A revised Securities Law - to boost the market and protect small investors - is likely to be promulgated next year, according to a senior legislator.

A special panel to take charge of the revision was established last week, headed by Zhou Zhengqing, former chairman of the China Securities Regulatory Commission (CSRC) and now member of the National People's Congress's (NPC) financial and economic committee.

Members of the panel, including top officials from the NPC, the CSRC, the Supreme People's Court, the State Development and Reform Commission, the State Council Legislative Affairs Office, and economists and experts, will soon check ground realities in Shanghai and Shenzhen, home to the mainland's two bourses.

A symposium, attended by both domestic and foreign experts, will be held next month to reach a broad consensus on the revision. The panel will later prepare a draft after soliciting opinions from various departments, which will be submitted to the NPC in December.

According to Zhou, the main aim of the revision is that it must help ward off risks when boosting development of the securities market; and give full play to the role of the securities market while safeguarding interests of small investors.

However, detailed changes have not yet been decided, he said; the panel is now busy inviting opinions from various departments in the legal, regulatory, brokerage and other fields.

However, Zhou denied earlier reports that major revisions would be made to the four-year-old law.
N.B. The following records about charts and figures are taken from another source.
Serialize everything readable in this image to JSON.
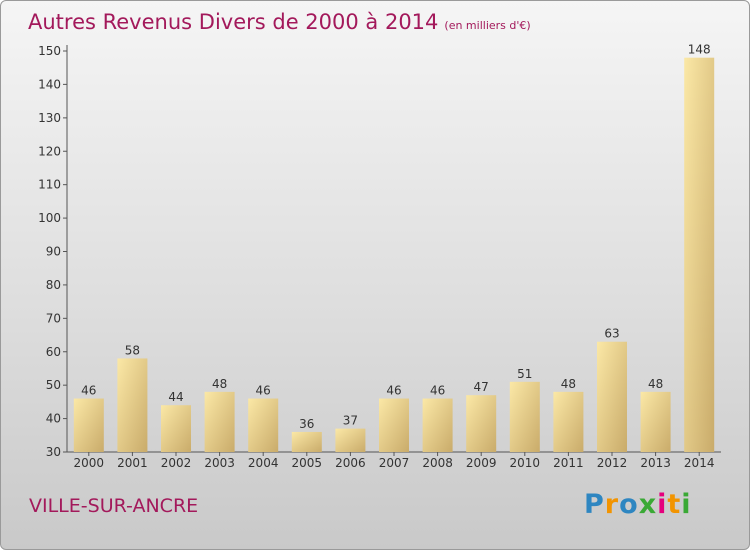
{
  "title": "Autres Revenus Divers de 2000 à 2014",
  "unit_label": "(en milliers d'€)",
  "location": "VILLE-SUR-ANCRE",
  "logo": {
    "letters": [
      "P",
      "r",
      "o",
      "x",
      "i",
      "t",
      "i"
    ],
    "colors": [
      "#2e86c1",
      "#f29400",
      "#2e86c1",
      "#3aa935",
      "#e5007d",
      "#f29400",
      "#3aa935"
    ]
  },
  "colors": {
    "bar_light": "#fbe8a6",
    "bar_dark": "#c9ab6a",
    "text_accent": "#a3195b",
    "axis": "#555555"
  },
  "chart_data": {
    "type": "bar",
    "title": "Autres Revenus Divers de 2000 à 2014",
    "subtitle": "(en milliers d'€)",
    "categories": [
      "2000",
      "2001",
      "2002",
      "2003",
      "2004",
      "2005",
      "2006",
      "2007",
      "2008",
      "2009",
      "2010",
      "2011",
      "2012",
      "2013",
      "2014"
    ],
    "values": [
      46,
      58,
      44,
      48,
      46,
      36,
      37,
      46,
      46,
      47,
      51,
      48,
      63,
      48,
      148
    ],
    "ylim": [
      30,
      150
    ],
    "yticks": [
      30,
      40,
      50,
      60,
      70,
      80,
      90,
      100,
      110,
      120,
      130,
      140,
      150
    ],
    "grid": false,
    "data_labels": true
  }
}
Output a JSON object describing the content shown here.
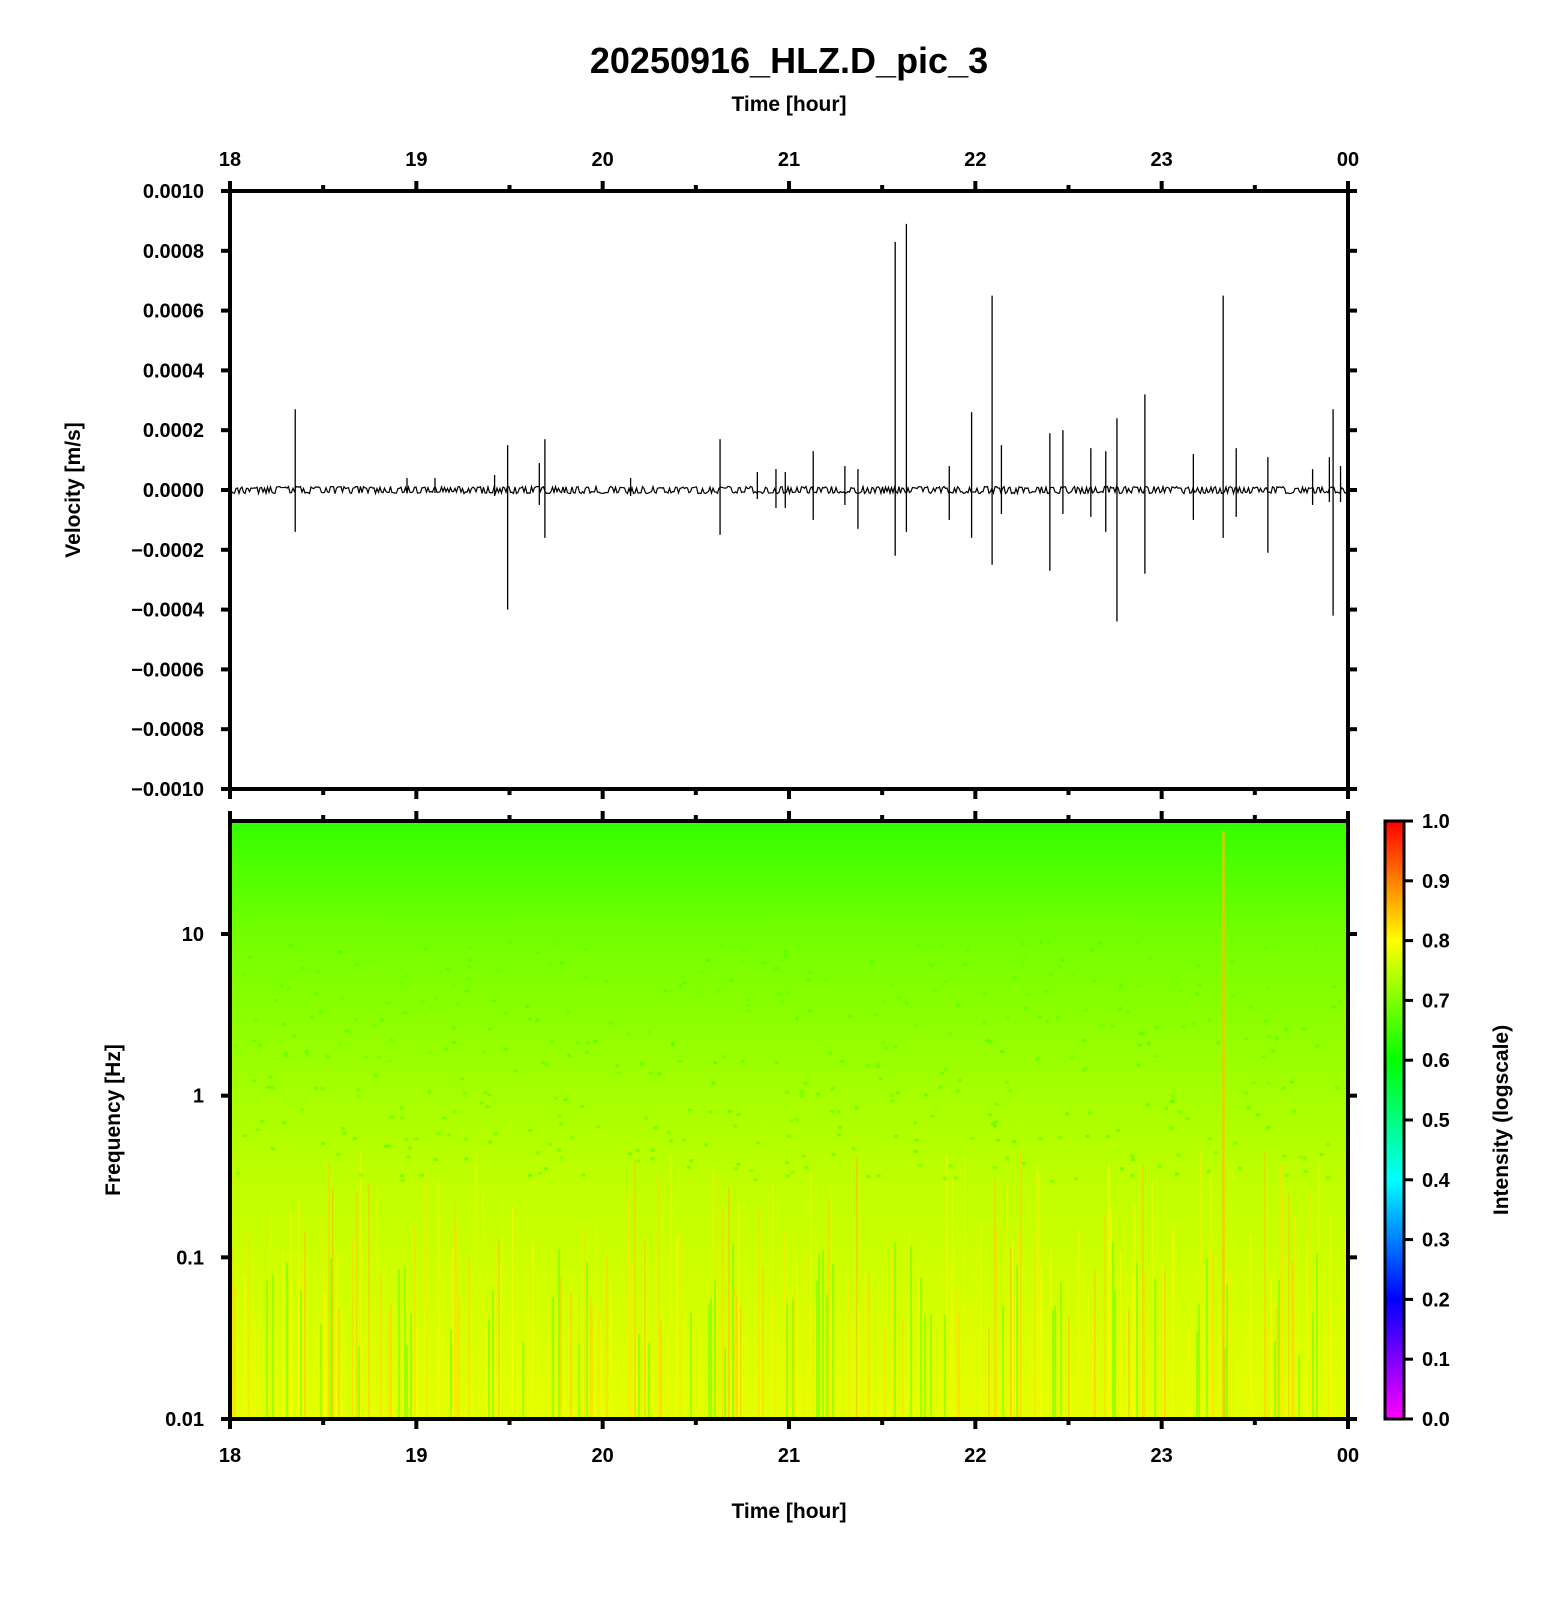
{
  "title": "20250916_HLZ.D_pic_3",
  "chart_data": [
    {
      "type": "line",
      "name": "waveform",
      "xlabel": "Time [hour]",
      "ylabel": "Velocity [m/s]",
      "x_ticks": [
        "18",
        "19",
        "20",
        "21",
        "22",
        "23",
        "00"
      ],
      "xlim": [
        18,
        24
      ],
      "ylim": [
        -0.001,
        0.001
      ],
      "y_ticks": [
        {
          "value": 0.001,
          "label": "0.0010"
        },
        {
          "value": 0.0008,
          "label": "0.0008"
        },
        {
          "value": 0.0006,
          "label": "0.0006"
        },
        {
          "value": 0.0004,
          "label": "0.0004"
        },
        {
          "value": 0.0002,
          "label": "0.0002"
        },
        {
          "value": 0.0,
          "label": "0.0000"
        },
        {
          "value": -0.0002,
          "label": "−0.0002"
        },
        {
          "value": -0.0004,
          "label": "−0.0004"
        },
        {
          "value": -0.0006,
          "label": "−0.0006"
        },
        {
          "value": -0.0008,
          "label": "−0.0008"
        },
        {
          "value": -0.001,
          "label": "−0.0010"
        }
      ],
      "noise_amplitude": 8e-06,
      "spikes": [
        {
          "t": 18.35,
          "max": 0.00027,
          "min": -0.00014
        },
        {
          "t": 18.95,
          "max": 4e-05,
          "min": -1e-05
        },
        {
          "t": 19.1,
          "max": 4e-05,
          "min": -1e-05
        },
        {
          "t": 19.42,
          "max": 5e-05,
          "min": -2e-05
        },
        {
          "t": 19.49,
          "max": 0.00015,
          "min": -0.0004
        },
        {
          "t": 19.66,
          "max": 9e-05,
          "min": -5e-05
        },
        {
          "t": 19.69,
          "max": 0.00017,
          "min": -0.00016
        },
        {
          "t": 20.15,
          "max": 4e-05,
          "min": -2e-05
        },
        {
          "t": 20.63,
          "max": 0.00017,
          "min": -0.00015
        },
        {
          "t": 20.83,
          "max": 6e-05,
          "min": -3e-05
        },
        {
          "t": 20.93,
          "max": 7e-05,
          "min": -6e-05
        },
        {
          "t": 20.98,
          "max": 6e-05,
          "min": -6e-05
        },
        {
          "t": 21.13,
          "max": 0.00013,
          "min": -0.0001
        },
        {
          "t": 21.3,
          "max": 8e-05,
          "min": -5e-05
        },
        {
          "t": 21.37,
          "max": 7e-05,
          "min": -0.00013
        },
        {
          "t": 21.57,
          "max": 0.00083,
          "min": -0.00022
        },
        {
          "t": 21.63,
          "max": 0.00089,
          "min": -0.00014
        },
        {
          "t": 21.86,
          "max": 8e-05,
          "min": -0.0001
        },
        {
          "t": 21.98,
          "max": 0.00026,
          "min": -0.00016
        },
        {
          "t": 22.09,
          "max": 0.00065,
          "min": -0.00025
        },
        {
          "t": 22.14,
          "max": 0.00015,
          "min": -8e-05
        },
        {
          "t": 22.4,
          "max": 0.00019,
          "min": -0.00027
        },
        {
          "t": 22.47,
          "max": 0.0002,
          "min": -8e-05
        },
        {
          "t": 22.62,
          "max": 0.00014,
          "min": -9e-05
        },
        {
          "t": 22.7,
          "max": 0.00013,
          "min": -0.00014
        },
        {
          "t": 22.76,
          "max": 0.00024,
          "min": -0.00044
        },
        {
          "t": 22.91,
          "max": 0.00032,
          "min": -0.00028
        },
        {
          "t": 23.17,
          "max": 0.00012,
          "min": -0.0001
        },
        {
          "t": 23.33,
          "max": 0.00065,
          "min": -0.00016
        },
        {
          "t": 23.4,
          "max": 0.00014,
          "min": -9e-05
        },
        {
          "t": 23.57,
          "max": 0.00011,
          "min": -0.00021
        },
        {
          "t": 23.81,
          "max": 7e-05,
          "min": -5e-05
        },
        {
          "t": 23.9,
          "max": 0.00011,
          "min": -4e-05
        },
        {
          "t": 23.92,
          "max": 0.00027,
          "min": -0.00042
        },
        {
          "t": 23.96,
          "max": 8e-05,
          "min": -4e-05
        }
      ]
    },
    {
      "type": "heatmap",
      "name": "spectrogram",
      "xlabel": "Time [hour]",
      "ylabel": "Frequency [Hz]",
      "x_ticks": [
        "18",
        "19",
        "20",
        "21",
        "22",
        "23",
        "00"
      ],
      "xlim": [
        18,
        24
      ],
      "y_scale": "log",
      "ylim": [
        0.01,
        50
      ],
      "y_ticks": [
        {
          "value": 10,
          "label": "10"
        },
        {
          "value": 1,
          "label": "1"
        },
        {
          "value": 0.1,
          "label": "0.1"
        },
        {
          "value": 0.01,
          "label": "0.01"
        }
      ],
      "intensity_profile": [
        {
          "freq": 50,
          "intensity": 0.64
        },
        {
          "freq": 10,
          "intensity": 0.69
        },
        {
          "freq": 3,
          "intensity": 0.71
        },
        {
          "freq": 1,
          "intensity": 0.73
        },
        {
          "freq": 0.3,
          "intensity": 0.75
        },
        {
          "freq": 0.1,
          "intensity": 0.76
        },
        {
          "freq": 0.01,
          "intensity": 0.78
        }
      ],
      "bright_column_t": 23.33,
      "colorbar": {
        "label": "Intensity (logscale)",
        "range": [
          0.0,
          1.0
        ],
        "ticks": [
          "0.0",
          "0.1",
          "0.2",
          "0.3",
          "0.4",
          "0.5",
          "0.6",
          "0.7",
          "0.8",
          "0.9",
          "1.0"
        ],
        "colors": [
          "#ff00ff",
          "#0000ff",
          "#00ffff",
          "#00ff00",
          "#ffff00",
          "#ff0000"
        ]
      }
    }
  ]
}
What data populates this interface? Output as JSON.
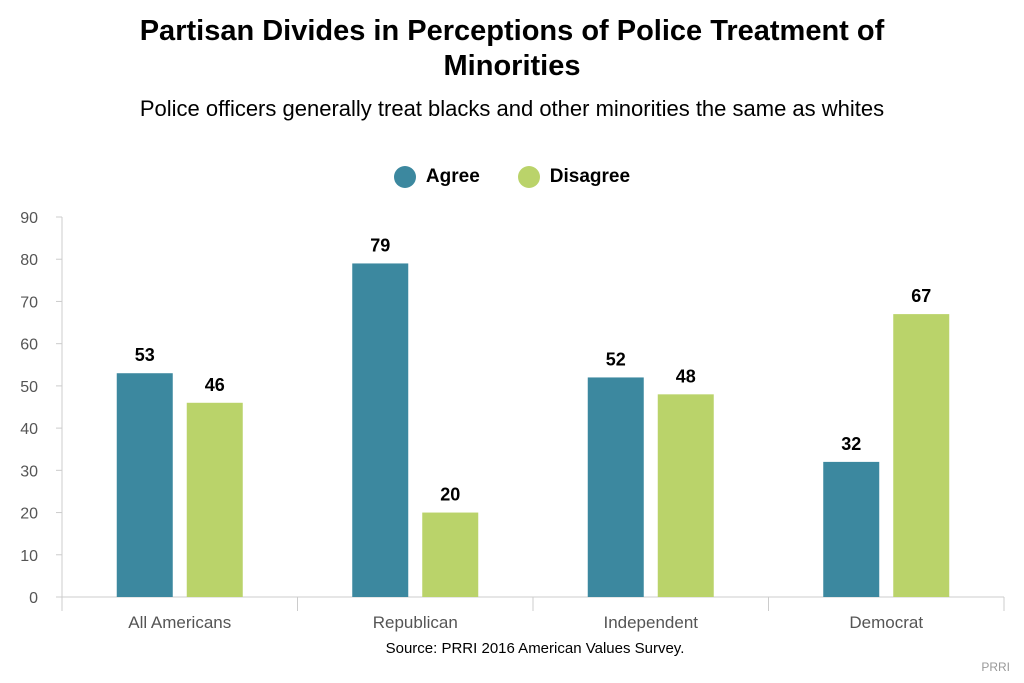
{
  "header": {
    "title_line1": "Partisan Divides in Perceptions of Police Treatment of",
    "title_line2": "Minorities",
    "subtitle": "Police officers generally treat blacks and other minorities the same as whites"
  },
  "legend": [
    {
      "label": "Agree",
      "color": "#3c889f"
    },
    {
      "label": "Disagree",
      "color": "#bad36a"
    }
  ],
  "footer": {
    "source": "Source: PRRI 2016 American Values Survey.",
    "brand": "PRRI"
  },
  "chart_data": {
    "type": "bar",
    "title": "Partisan Divides in Perceptions of Police Treatment of Minorities",
    "subtitle": "Police officers generally treat blacks and other minorities the same as whites",
    "categories": [
      "All Americans",
      "Republican",
      "Independent",
      "Democrat"
    ],
    "series": [
      {
        "name": "Agree",
        "color": "#3c889f",
        "values": [
          53,
          79,
          52,
          32
        ]
      },
      {
        "name": "Disagree",
        "color": "#bad36a",
        "values": [
          46,
          20,
          48,
          67
        ]
      }
    ],
    "yticks": [
      0,
      10,
      20,
      30,
      40,
      50,
      60,
      70,
      80,
      90
    ],
    "ylim": [
      0,
      90
    ],
    "xlabel": "",
    "ylabel": "",
    "legend_position": "top-center",
    "data_labels": true,
    "grid": false
  }
}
Last month, some reports even claimed that of the 214 clauses in the law, more than 150 would be revised.

"There won't be heavy revisions," Zhou told Shenzhen-based Securities Times. "Overall, the current Securities Law suits China's real situation."

However, financial and legal experts have said the current law lacks many necessary provisions and contains many vague and impractical clauses.

The existing Securities Law was promulgated at a time when the Asian financial crisis made Chinese officials acutely aware of the devastating effects of financial risks. As a result, many clauses in the law stipulate stringent restrictions on certain aspects of companies' conduct. But many of these clauses are impractical, said a senior expert with the State Information Centre.

For example, the law says "speculation in stocks" by State-owned enterprises is forbidden. It also forbids banks' funds from entering the stock market in an "illegal way".

However, in practice, it is hard to define "speculation in stocks" and bank funds' "illegal" involvement in stock investment.

Moreover, legal experts said much of the law is now obsolete because myriad changes have occurred in the country's securities market and the corporate world in the past four years.

Zhou said he felt the current law contains detailed provisions on supervision of the market; what needs to be added or revised are clauses to boost development of the securities market.

"Clauses which don't suit the demand of China's economic development and development of securities market will be revised," he said.

He said provisions related to issuance and management of bonds, securities trading system, guarantee fund management, brokerage financing, opening of the securities market, rights of regulatory bodies, exchanges management system, and the law's relation with the Corporate Law, which is also under revision, will be under discussion.

Zhou also said that civil liabilities of listed firms, which has caused much concern among small investors, will be a focal point in the discussion.

The current Securities Law pays scant attention to the civil liabilities of listed companies that cheat investors; it contains only a brief reference to civil compensation payable to shareholders in cases of fraud in information disclosure.

The law has no stipulation regarding the consequences of other irregularities by listed firms, such as insider trading and price manipulation; it only says that such activities could lead to criminal charges.